Crude Climbs as Washington Tightens the Screws on Tehran

Oil extended its gains for a second straight session on Wednesday, rising around 1% after President Trump reimposed a naval blockade on all Iranian ports and Iran’s Islamic Revolutionary Guard Corps threatened to close additional export corridors used by the U.S. and its allies. FinancialMediaGuide views the fresh round of escalation as confirmation that the ceasefire reached in June has effectively broken down, with both sides now targeting the infrastructure that underpins global energy flows rather than just military assets.

Brent crude futures gained 69 cents, or 0.8%, to $85.42 a barrel, while U.S. West Texas Intermediate rose 73 cents, or 0.9%, to $80.07. Prices had already settled up 2% at a one-month high on Tuesday as attacks worsened the supply disruption in the Strait of Hormuz, through which about a fifth of the world’s oil and liquefied natural gas passed before the war began.
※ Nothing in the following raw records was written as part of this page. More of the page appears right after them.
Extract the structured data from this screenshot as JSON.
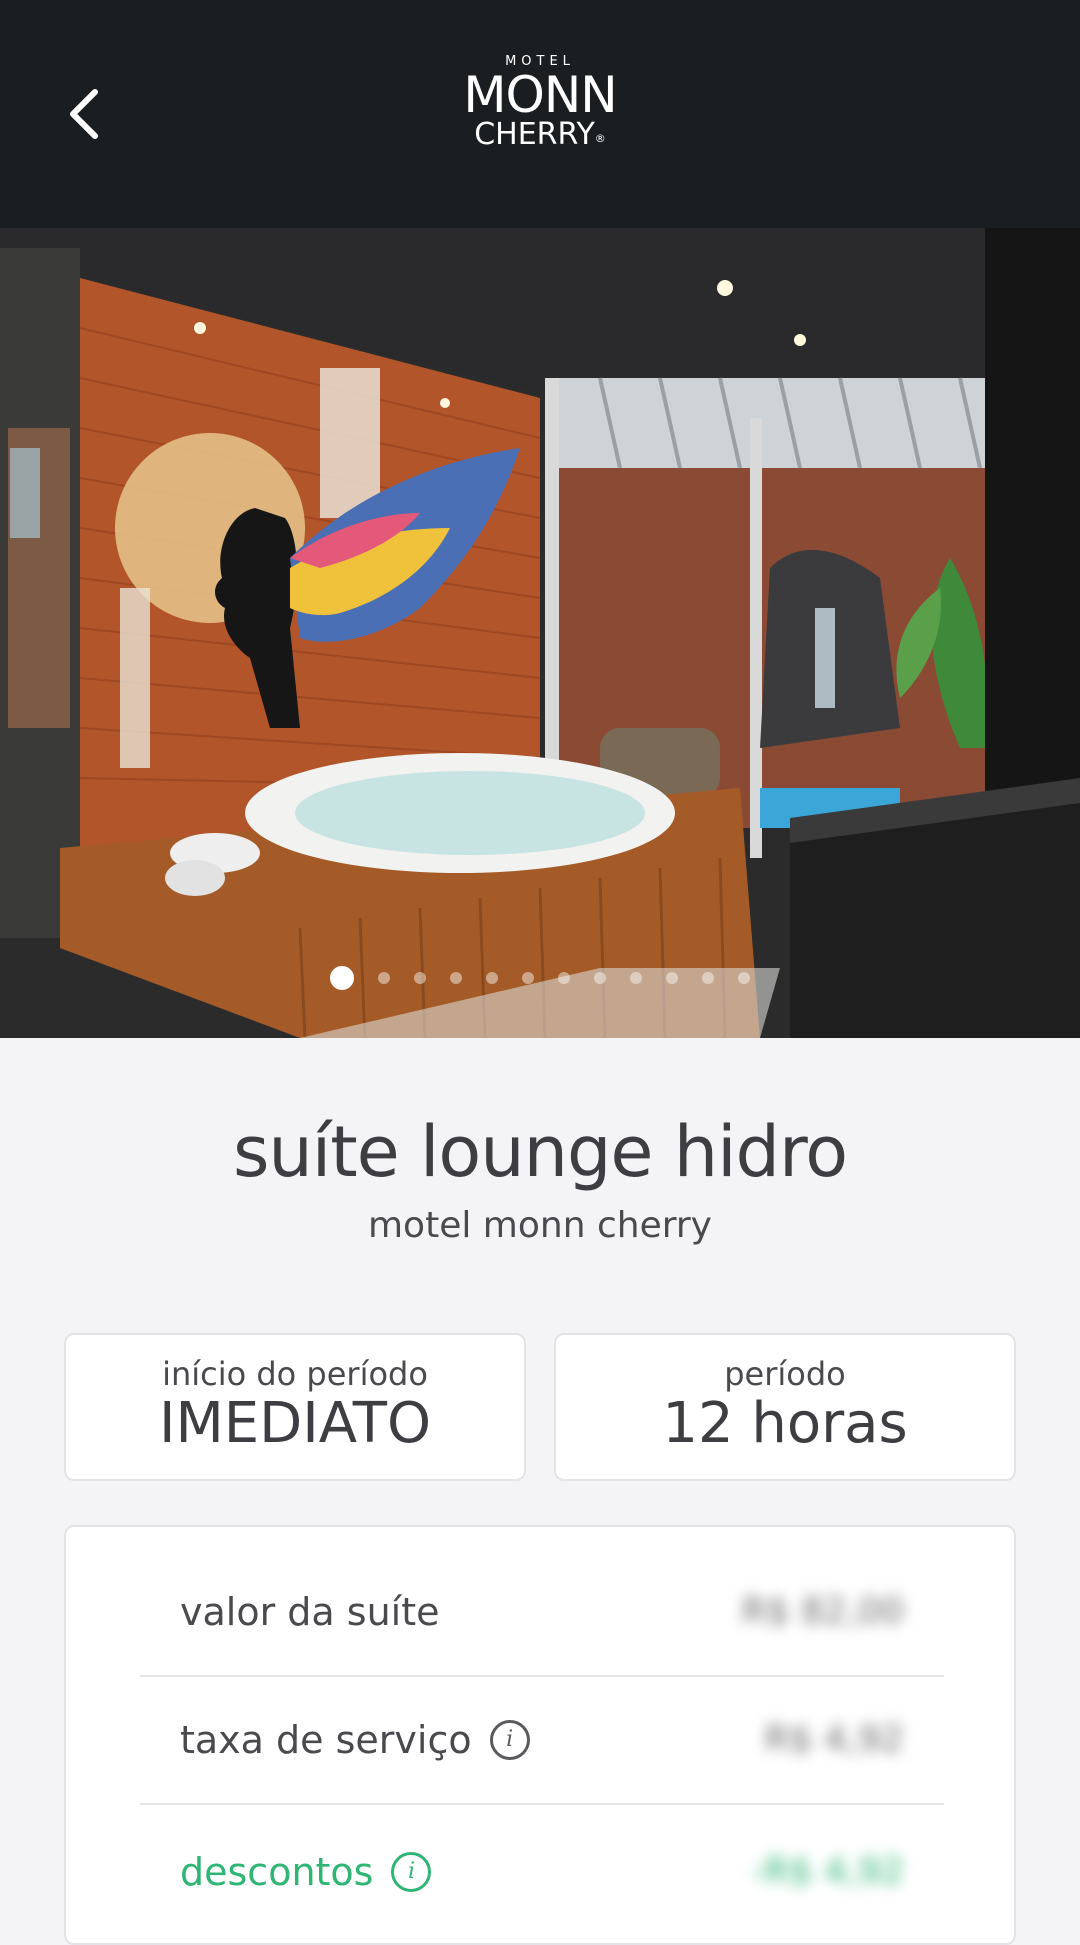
{
  "header": {
    "back_icon": "chevron-left-icon",
    "logo_line1": "MOTEL",
    "logo_line2": "MONN",
    "logo_line3": "CHERRY",
    "logo_reg": "®"
  },
  "gallery": {
    "image": "suite-photo",
    "slide_count": 12,
    "active_index": 0
  },
  "suite": {
    "name": "suíte lounge hidro",
    "motel": "motel monn cherry"
  },
  "booking": {
    "start_label": "início do período",
    "start_value": "IMEDIATO",
    "period_label": "período",
    "period_value": "12 horas"
  },
  "prices": {
    "rows": [
      {
        "label": "valor da suíte",
        "value": "R$ 82,00",
        "info": false
      },
      {
        "label": "taxa de serviço",
        "value": "R$ 4,92",
        "info": true
      },
      {
        "label": "descontos",
        "value": "-R$ 4,92",
        "info": true
      }
    ]
  },
  "colors": {
    "header_bg": "#1b1e20",
    "page_bg": "#f4f4f7",
    "text": "#3e3e42",
    "discount_green": "#2fb574"
  }
}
“Regional energy exports are either shared by all, or denied to all,” Iran’s Islamic Revolutionary Guard Corps said in a statement carried by state media on Wednesday, a warning analysts have linked to signals that Tehran may activate Houthi allies in Yemen to close the Bab el-Mandeb gateway to the Red Sea. FinancialMediaGuide notes that opening a second maritime chokepoint alongside Hormuz would mark a meaningful escalation beyond the war’s original geographic footprint, putting two of the world’s most critical energy arteries at risk simultaneously.

The U.S. began a fresh round of strikes early Wednesday aimed at degrading Iranian capabilities used to attack commercial shipping in the strait, the military said. “I’ll save the energy targets for last, but ultimately we’ll hit energy targets,” Trump said in a television interview aired Tuesday night. Iran’s army said it had separately launched drone attacks against U.S. positions at a base in Jordan, while its Revolutionary Guard said it had targeted weapons and storage facilities in Bahrain and Kuwait.

“The U.S. naval blockade of ships coming and going from Iranian ports is tightening the oil market, considering that Iranian crude exports were around 1.5 million to 2 million barrels per day in the last two weeks,” said UBS analyst Giovanni Staunovo. Separately, Goldman Sachs estimated that Gulf export volumes had recovered to more than 80% of pre-war levels following June’s U.S.-Iran memorandum of understanding, but have since slipped back below 50%, or roughly 11 million barrels a day, over the past week. FinancialMediaGuide points out that this partial recovery-then-relapse pattern in Gulf exports is precisely what has kept oil markets on edge even during periods that appeared, on the surface, to be de-escalating.

Goldman Sachs said Brent could exceed $110 a barrel in the fourth quarter if the stalled recovery in Gulf exports continues. Still, investors remain cautious about pricing in too large a risk premium given the volatility of the headlines. “This is just all part of the war games,” said Saxo Bank head of commodity strategy Ole Hansen. “The market has learned to adopt a little bit of a sanguine approach to some of these big announcements, simply in the sense that they often do not actually materialize.”

For now, both benchmarks remain well below the peaks reached earlier in the conflict, even as the latest strikes and counter-strikes suggest the war has entered a new, more destructive phase. Financial Media Guide concludes that the gap between Goldman’s $110 upside scenario and the market’s current, comparatively restrained pricing shows just how much hinges on whether Gulf export flows stabilize in the coming days or continue to deteriorate.